For the first “Segmentation and Emotional Analysis” assignment, my students wrote about Daphne Du Maurier’s short story “The Birds” (1952). I was impressed with the diverse range of arguments they developed for the emotional structure of the text. Here are some of my students’ intriguing thesis claims:

“While the characters must fight through fear and prioritize their survival, readers have the ability to scrutinize the actions of characters and revisit character responses with judgement. It is this ability to reflect which helped form my emotional response as I am more empathetic when the characters involuntarily experience trauma and less compassionate when they voluntarily place themselves in jeopardy.”

“Throughout ‘The Birds,’ I found myself wanting to have Nat Hocken’s logical mindset, but I struggled because I identified with Nat’s unnamed wife who is more emotional. Since Nat remains calm and rational, I found him more trustworthy and reliable than his emotional wife, which means that under the same circumstances, I might be unreliable.”

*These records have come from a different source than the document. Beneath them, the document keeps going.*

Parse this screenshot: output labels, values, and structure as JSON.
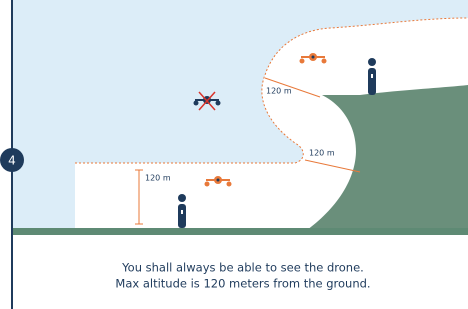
{
  "badge": "4",
  "labels": [
    "120 m",
    "120 m",
    "120 m"
  ],
  "caption": [
    "You shall always be able to see the drone.",
    "Max altitude is 120 meters from the ground."
  ]
}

“In ‘The Birds,’ the main character Nat Hocken champions the idea that the avian enemy is motivated by hunger and changes in the season. During my segmentation, I was surprised at the number of emotions I had dedicated to an alternate answer: that, in fact, the birds were more nefarious than Nat presumes. Certain passages contrast emotion and reasoning to challenge the idea that the birds are motivated by pure instinct, and, in some cases, suggest a self-awareness or sentience in the birds. This conflict creates an uncomfortable air of anxiety.”

“Once I reread the ending of ‘The Birds’ for the emotional segmentation, I realized that Nat demonstrates how using intelligence and rationality in uncontrollable circumstances is sometimes just as futile as acting on emotion and not thinking at all.”

For those interested in Whitney’s “Segmentation and Emotional Analysis” assignment, she discusses it thoroughly, including the assignment prompt itself and a sample segmentation in the article “Thinking/Feeling: Emotion, Spectatorship, and the Pedagogy of Horror.”

Works Cited

Carroll, Noël. The Philosophy of Horror or Paradoxes of the Heart. Routledge, 1990.

Plantinga, Carl. Moving Viewers: American Film and the Spectator’s Experience. U of
California P, 2009.

Whitney, Allison. “Thinking/Feeling: Emotion, Spectatorship, and the Pedagogy of Horror.” The CEA Forum, Winter/Spring 2014, pp. 37-61.